Well, morning came too quickly for us! Laura and I groggily got up and rushed to get ready for breakfast on time. We shouldn't have been too concerned because, after all, we are working on Zamtime :) I think the others were starting to feel more comfortable with what to expect for the day. Last night there were some good teaching strategies coming out and I think we all enjoyed reflecting and sharing ideas over a Mosi or two.

Starting another busy day, we crowded ten into our car built for seven and sped at 160km towards Shimbizhi. I was worried that we were going to be late, but once again, Zamtime was in our favour!

As we drove into school, crowds of children waved and some ran along behind the truck. I think they're getting used to us. Laura immediately began to look for the girl with her face and then it was time for class.

I was teaching the grade eleven's adjectives and had brought along a selection of
objects to appeal to their senses. Laura, Rita, Michelle and a few others came to observe. I only realised how much this adult presence overwhelmed the students when the adults left halfway through the lesson. Suddenly, the students opened up and even began to joke around with one another!

Georgina, the principal of the school, was observing some lessons today. I know I'm not alone in saying I felt really nervous. I also had the priveledge of watching Laura teach a lesson today. She was very energetic and the students enjoyed learning from her.

During what was meant to be a break, I was bombarded with questions about religion, education and marriage from the other teachers. I left the staffroom with my head swimming!

Lunch was another interesting adventure. We had the usual nshima and spinach, but our protein today consisted of deep fried whole fish--we're talking heads, eyes-the works! As we decided how to eat this quickly and without pulling faces, Jones came up to offer us some more. I quickly pawned one off on Laura and told Jones I was full of nshima! Laura glared at me, kind of laughed, called me a jerk and glared some more. As I laughed at my success in avoiding more fish, she threw some of hers onto my plate. Zammit!!

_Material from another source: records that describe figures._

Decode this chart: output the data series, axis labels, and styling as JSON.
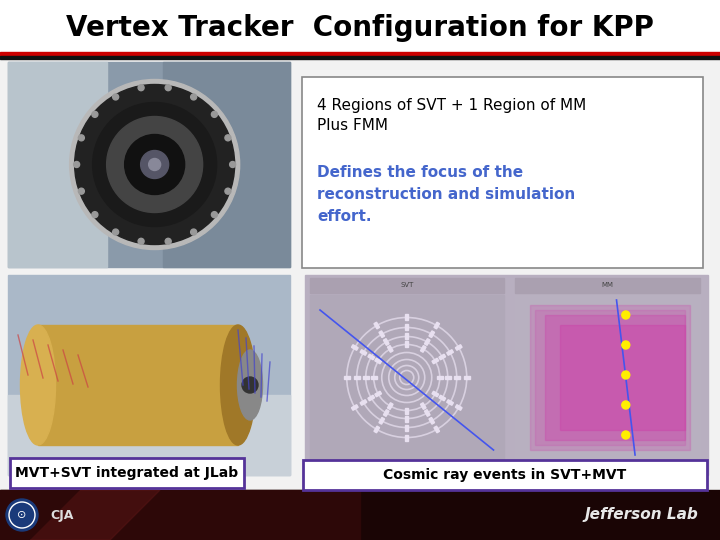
{
  "title": "Vertex Tracker  Configuration for KPP",
  "title_fontsize": 20,
  "title_fontweight": "bold",
  "bg_color": "#ffffff",
  "content_bg": "#f2f2f2",
  "header_red": "#cc0000",
  "header_black": "#111111",
  "footer_bg": "#2a0a0a",
  "text1_line1": "4 Regions of SVT + 1 Region of MM",
  "text1_line2": "Plus FMM",
  "text2": "Defines the focus of the\nreconstruction and simulation\neffort.",
  "text2_color": "#4466cc",
  "text_box_edge": "#888888",
  "caption_left": "MVT+SVT integrated at JLab",
  "caption_right": "Cosmic ray events in SVT+MVT",
  "caption_edge_left": "#553399",
  "caption_edge_right": "#553399",
  "caption_fontsize": 10,
  "caption_fontweight": "bold",
  "photo1_bg": "#8899aa",
  "photo1_center": "#111111",
  "photo1_ring1": "#222222",
  "photo1_ring2": "#555555",
  "photo1_ring3": "#777777",
  "photo2_bg": "#aabbcc",
  "photo2_cylinder": "#c8a040",
  "photo2_cylinder_dark": "#9a7830",
  "cosmic_bg": "#b8afc0",
  "cosmic_ring_color": "#d8d0e0",
  "cosmic_right_bg": "#c0b0c8",
  "cosmic_layer_color": "#cc44aa",
  "track_color": "#4455ee",
  "footer_text": "Jefferson Lab",
  "footer_text_color": "#e8e8e8",
  "footer_text_fontsize": 11,
  "jlab_circle_color": "#1a3a7a"
}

I'm still amazed by the strength and determination that defines this school. In the heat of the day, with flies buzzing, a desperate need for water and limited resources with which to teach, it would be so easy to turn your back on all of it and just stop coming to school. In these exact conditions, I see people who believe in the possibility of better things, and who arrive to school each day in search of the education they deserve.

When I arrive back in NZ I will do my best to tell their stories.